[This post has been modified from the original version. My apologies for any ugliness in the original posting.]
I had this grand idea of starting this post by sharing how I got into the volunteer event management business. However, to keep things brief, I’ll just share with you some thoughts on how my skills as a technical communicator relate to event planning. You can decide for yourself whether this is a line of work for you.
Covering the who, what, where, when, etc.
Even if you’re running an event for actual aerospace engineers and astronauts (which I did in 2011), convention or event management really is not rocket science. It does, however, require an organized, detail-minded thought process, and working as a technical communicator can give you the skills to do that. As with any technical process or writing project, an event requires answering some basic questions:
- Where is it (place of performance)?
- When will it occur (deadline) and how long will it run (schedule/period of performance)?
- Who will participate (audience)?
- Who will help execute the event (team)?
- What is the actual content going to be (content)?
- What feeling or action do you want attendees to come out with (outcome/tone)?
Finding who’s going to help
I got into event organizing as a volunteer. Before I got into a position where people trusted me to set up and run events, I had to do a lot of other little things along the way to prove that I was a capable, responsible person. Few organizations–for-profit or non–are going to hire an event manager off the street. So as I was going along doing smaller tasks, including volunteering for conventions other people were running, I was meeting people, making friends and contacts, and getting to know who was good at or knew what.
This slow build-up of skills and contacts allowed me to learn how various organizations worked, prove myself, and develop a subconscious database in my head of who could do what. By the time I was in a position to be put in charge of things, I had also acquired a large network of people I could call upon to help me run the event.
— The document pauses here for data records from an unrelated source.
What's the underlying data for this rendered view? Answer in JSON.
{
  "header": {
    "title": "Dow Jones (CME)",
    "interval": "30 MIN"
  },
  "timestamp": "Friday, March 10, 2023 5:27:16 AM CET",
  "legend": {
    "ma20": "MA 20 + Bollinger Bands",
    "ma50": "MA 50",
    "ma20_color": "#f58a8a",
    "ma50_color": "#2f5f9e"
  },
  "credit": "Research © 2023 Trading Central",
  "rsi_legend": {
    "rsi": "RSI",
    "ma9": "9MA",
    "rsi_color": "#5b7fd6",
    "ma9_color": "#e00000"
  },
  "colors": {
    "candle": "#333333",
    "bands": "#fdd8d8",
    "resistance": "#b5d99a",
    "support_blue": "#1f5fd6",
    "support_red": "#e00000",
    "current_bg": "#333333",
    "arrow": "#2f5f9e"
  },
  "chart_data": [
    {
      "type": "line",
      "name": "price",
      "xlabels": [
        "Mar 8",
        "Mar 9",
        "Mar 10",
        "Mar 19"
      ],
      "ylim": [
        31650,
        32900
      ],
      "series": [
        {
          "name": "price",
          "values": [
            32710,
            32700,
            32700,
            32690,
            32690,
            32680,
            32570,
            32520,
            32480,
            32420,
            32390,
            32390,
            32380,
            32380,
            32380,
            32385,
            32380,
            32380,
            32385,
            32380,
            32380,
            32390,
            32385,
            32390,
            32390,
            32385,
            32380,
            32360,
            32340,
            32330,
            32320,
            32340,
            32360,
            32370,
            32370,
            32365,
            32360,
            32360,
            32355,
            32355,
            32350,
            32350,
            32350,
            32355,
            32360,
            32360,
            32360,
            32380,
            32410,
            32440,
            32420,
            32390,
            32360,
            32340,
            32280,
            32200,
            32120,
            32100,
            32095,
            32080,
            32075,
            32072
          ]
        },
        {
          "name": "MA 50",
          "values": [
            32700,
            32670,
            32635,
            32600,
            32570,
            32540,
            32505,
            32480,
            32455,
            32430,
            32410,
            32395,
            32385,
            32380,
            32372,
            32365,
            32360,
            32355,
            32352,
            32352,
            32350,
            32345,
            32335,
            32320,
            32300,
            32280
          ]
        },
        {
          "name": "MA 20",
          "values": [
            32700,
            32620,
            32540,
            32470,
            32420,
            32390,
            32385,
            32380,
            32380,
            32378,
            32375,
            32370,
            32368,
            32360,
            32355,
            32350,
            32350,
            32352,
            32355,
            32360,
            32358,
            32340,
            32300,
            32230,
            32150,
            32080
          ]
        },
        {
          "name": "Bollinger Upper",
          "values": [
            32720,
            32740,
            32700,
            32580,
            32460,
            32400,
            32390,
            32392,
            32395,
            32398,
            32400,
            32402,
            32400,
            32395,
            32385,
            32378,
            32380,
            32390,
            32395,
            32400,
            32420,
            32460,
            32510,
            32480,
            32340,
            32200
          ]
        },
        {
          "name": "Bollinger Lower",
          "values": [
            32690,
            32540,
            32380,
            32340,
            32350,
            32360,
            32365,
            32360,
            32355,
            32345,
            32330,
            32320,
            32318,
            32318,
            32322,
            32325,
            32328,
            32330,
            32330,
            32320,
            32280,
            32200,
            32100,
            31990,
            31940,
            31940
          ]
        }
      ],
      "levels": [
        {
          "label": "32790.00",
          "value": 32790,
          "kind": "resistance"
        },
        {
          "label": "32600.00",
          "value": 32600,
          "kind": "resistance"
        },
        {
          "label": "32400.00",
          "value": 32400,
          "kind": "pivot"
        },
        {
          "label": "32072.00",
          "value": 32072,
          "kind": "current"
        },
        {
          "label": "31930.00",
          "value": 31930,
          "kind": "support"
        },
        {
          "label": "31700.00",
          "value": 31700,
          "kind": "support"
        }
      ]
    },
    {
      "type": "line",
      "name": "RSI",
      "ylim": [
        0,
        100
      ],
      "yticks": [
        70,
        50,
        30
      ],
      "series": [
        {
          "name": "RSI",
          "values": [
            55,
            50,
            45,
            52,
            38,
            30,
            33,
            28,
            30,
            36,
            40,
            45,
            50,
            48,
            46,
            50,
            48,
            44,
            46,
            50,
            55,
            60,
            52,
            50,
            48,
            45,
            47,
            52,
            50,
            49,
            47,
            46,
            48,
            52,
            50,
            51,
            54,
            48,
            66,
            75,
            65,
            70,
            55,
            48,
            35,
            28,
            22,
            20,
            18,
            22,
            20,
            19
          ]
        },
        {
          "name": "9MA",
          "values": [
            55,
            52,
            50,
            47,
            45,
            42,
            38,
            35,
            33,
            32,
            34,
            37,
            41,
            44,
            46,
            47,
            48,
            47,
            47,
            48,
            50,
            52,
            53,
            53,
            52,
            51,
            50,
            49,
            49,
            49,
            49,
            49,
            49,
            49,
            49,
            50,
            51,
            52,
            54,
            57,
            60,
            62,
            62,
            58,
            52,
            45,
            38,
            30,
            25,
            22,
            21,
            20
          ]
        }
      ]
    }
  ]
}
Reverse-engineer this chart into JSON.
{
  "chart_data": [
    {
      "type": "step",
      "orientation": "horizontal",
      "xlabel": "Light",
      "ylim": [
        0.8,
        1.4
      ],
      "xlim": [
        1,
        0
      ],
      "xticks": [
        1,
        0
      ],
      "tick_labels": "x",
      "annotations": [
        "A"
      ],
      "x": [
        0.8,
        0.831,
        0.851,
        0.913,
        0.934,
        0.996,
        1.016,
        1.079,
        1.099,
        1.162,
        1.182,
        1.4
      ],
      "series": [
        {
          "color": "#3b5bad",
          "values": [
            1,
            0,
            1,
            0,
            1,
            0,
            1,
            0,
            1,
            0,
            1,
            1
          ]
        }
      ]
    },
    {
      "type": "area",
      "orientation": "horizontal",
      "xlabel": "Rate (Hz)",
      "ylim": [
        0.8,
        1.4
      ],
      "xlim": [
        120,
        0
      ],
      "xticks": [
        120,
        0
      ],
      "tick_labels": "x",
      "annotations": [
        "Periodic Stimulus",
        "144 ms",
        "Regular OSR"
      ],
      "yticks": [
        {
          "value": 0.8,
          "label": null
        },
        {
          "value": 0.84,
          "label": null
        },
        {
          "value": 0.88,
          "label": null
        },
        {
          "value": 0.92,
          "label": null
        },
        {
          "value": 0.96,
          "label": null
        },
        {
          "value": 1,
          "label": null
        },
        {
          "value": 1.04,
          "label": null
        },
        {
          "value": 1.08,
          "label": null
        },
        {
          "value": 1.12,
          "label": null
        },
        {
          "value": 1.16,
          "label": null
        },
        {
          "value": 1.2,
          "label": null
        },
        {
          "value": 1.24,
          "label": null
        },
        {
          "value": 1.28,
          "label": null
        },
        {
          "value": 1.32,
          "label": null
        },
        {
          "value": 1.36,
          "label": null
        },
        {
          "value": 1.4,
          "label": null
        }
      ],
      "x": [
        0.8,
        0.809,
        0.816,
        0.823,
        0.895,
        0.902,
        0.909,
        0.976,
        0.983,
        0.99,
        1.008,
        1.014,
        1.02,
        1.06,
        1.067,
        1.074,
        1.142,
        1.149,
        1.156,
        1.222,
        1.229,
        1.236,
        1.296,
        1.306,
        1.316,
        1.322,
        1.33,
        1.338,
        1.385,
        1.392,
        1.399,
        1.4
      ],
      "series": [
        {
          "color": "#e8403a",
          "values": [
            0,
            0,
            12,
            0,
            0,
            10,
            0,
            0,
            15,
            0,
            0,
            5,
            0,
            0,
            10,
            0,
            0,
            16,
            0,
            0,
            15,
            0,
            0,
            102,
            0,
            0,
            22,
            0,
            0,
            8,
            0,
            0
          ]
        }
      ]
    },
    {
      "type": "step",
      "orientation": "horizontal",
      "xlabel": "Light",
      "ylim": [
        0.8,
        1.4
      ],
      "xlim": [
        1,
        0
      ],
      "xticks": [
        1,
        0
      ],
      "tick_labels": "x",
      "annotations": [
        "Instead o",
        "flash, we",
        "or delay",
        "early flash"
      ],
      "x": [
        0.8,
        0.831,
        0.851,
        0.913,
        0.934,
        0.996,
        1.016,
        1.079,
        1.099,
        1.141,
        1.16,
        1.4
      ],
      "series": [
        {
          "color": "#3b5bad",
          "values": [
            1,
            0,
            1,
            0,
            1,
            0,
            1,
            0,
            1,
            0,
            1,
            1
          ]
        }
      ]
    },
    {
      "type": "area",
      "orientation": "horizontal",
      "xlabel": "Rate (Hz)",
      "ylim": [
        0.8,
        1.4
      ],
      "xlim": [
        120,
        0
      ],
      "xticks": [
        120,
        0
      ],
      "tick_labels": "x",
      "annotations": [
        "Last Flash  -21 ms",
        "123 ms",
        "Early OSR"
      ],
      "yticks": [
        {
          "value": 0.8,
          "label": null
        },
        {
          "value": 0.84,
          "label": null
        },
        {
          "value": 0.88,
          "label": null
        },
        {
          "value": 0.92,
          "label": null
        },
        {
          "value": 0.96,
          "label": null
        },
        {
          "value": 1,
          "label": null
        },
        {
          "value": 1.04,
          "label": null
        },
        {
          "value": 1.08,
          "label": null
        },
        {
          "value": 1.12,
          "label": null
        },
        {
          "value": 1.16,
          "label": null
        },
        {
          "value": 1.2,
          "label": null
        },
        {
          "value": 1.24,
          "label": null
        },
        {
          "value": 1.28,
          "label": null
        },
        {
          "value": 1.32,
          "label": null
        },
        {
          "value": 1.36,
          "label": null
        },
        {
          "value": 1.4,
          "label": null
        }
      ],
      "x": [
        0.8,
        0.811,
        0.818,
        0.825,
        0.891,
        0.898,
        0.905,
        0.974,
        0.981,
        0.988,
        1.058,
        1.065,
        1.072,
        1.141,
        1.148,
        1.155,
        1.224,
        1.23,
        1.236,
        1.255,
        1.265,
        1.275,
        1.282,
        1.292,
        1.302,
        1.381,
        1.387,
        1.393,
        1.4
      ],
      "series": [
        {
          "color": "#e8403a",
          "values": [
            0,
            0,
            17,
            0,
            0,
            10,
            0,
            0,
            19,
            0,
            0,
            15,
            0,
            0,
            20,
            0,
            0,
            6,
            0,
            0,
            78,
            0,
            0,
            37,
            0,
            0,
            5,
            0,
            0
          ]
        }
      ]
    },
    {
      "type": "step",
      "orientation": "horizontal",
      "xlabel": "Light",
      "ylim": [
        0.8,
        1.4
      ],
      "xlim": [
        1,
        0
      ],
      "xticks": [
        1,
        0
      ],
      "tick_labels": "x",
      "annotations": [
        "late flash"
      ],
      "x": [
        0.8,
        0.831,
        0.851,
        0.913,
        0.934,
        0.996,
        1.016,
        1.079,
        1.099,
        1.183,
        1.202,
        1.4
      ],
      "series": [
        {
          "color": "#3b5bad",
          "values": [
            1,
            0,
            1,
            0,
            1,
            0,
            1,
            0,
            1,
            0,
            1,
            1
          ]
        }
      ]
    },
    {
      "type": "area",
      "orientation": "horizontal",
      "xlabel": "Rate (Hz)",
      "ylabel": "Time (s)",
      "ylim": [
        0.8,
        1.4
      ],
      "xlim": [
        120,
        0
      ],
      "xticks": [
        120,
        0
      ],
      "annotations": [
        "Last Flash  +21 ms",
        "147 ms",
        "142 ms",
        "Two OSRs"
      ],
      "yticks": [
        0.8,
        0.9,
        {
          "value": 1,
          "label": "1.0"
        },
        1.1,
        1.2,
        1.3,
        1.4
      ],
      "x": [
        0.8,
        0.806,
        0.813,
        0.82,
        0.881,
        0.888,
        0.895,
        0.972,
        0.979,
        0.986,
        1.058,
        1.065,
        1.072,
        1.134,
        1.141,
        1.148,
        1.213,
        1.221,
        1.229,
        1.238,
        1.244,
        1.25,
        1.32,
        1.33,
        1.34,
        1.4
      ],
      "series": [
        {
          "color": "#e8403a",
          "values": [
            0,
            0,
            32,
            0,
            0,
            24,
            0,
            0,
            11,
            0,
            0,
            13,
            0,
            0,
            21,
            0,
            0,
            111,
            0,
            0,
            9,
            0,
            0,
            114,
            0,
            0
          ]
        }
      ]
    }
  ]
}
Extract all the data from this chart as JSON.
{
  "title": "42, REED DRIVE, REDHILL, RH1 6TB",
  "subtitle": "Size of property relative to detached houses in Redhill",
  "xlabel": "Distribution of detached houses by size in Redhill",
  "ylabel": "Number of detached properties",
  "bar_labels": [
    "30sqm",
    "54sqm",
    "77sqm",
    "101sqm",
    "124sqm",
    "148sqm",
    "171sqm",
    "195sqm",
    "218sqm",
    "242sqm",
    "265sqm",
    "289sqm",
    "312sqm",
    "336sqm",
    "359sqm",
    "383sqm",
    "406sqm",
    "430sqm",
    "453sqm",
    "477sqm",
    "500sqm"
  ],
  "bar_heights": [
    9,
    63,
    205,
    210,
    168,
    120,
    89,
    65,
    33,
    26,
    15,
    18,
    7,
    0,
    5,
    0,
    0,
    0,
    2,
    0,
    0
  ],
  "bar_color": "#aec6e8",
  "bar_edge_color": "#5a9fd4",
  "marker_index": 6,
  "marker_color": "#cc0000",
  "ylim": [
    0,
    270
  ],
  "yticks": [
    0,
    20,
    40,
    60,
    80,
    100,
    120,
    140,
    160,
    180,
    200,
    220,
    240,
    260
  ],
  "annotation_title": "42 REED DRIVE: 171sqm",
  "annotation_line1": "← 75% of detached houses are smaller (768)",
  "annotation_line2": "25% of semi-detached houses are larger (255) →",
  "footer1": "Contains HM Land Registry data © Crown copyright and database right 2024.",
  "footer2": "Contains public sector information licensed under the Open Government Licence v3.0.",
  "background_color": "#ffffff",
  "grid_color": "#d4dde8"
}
Getting the event ready and operating on schedule
Like most projects, conferences and events have a known deadline–it will happen on a specific date or dates, which means all of the pieces of the puzzle must be in place by the time everything begins. If not, you start inconveniencing your audience, most of whom likely paid to attend.
Leading volunteer events is a lot different from running events in the professional meeting management industry due to one key factor: while people skills are necessary for both, they are critical for a volunteer organization, as you have to maintain good relations with your fellow volunteers and keep them motivated to participate without straightforward incentives like pay. This is why it’s good to make sure you have the most reliable people you can find on the front end and a common understanding about deadlines and everyone’s willingness to commit their time and efforts. Last-minute drop-outs mean more work for the existing team or going out and trying to find another volunteer.
Another critical skill in event management is calendar and time management–understanding what needs to be done by when and sticking to the schedule.
Delivering what you said you were going to do
In the end, you want your event to go off with as little friction as possible. If that means you and your team are running around like maniacs nailing down the last-minute details but the participants are enjoying themselves, you’re on the right track. Continuing communication with your team is essential to keeping things on schedule and on track. And yes, given that you’re dealing with people, last-minute requests and crises are often the order of the day, so it helps to have a good sense of humor and an ability to keep calm in the midst of chaos or sudden change. It’s not for everyone, and most of the skills necessary for handling event management are learned, not automatic (especially if you’re an introvert), but if you can plan a formal dinner party or a large family vacation, you’ve got the early starting points for a job as an event organizer.
Thanks, Bart. Having organized a couple of events in a former job, I have a deep respect for the people who can do it well. But I hadn’t thought until now that event planning and Tech Comm share a lot of skills in common.
Event planners also have to work with staff from hotels and convention centers. These people have well-defined sets of expectations and a vocabulary all their own. Working with them is a lot like working with subject-matter experts in Tech Comm.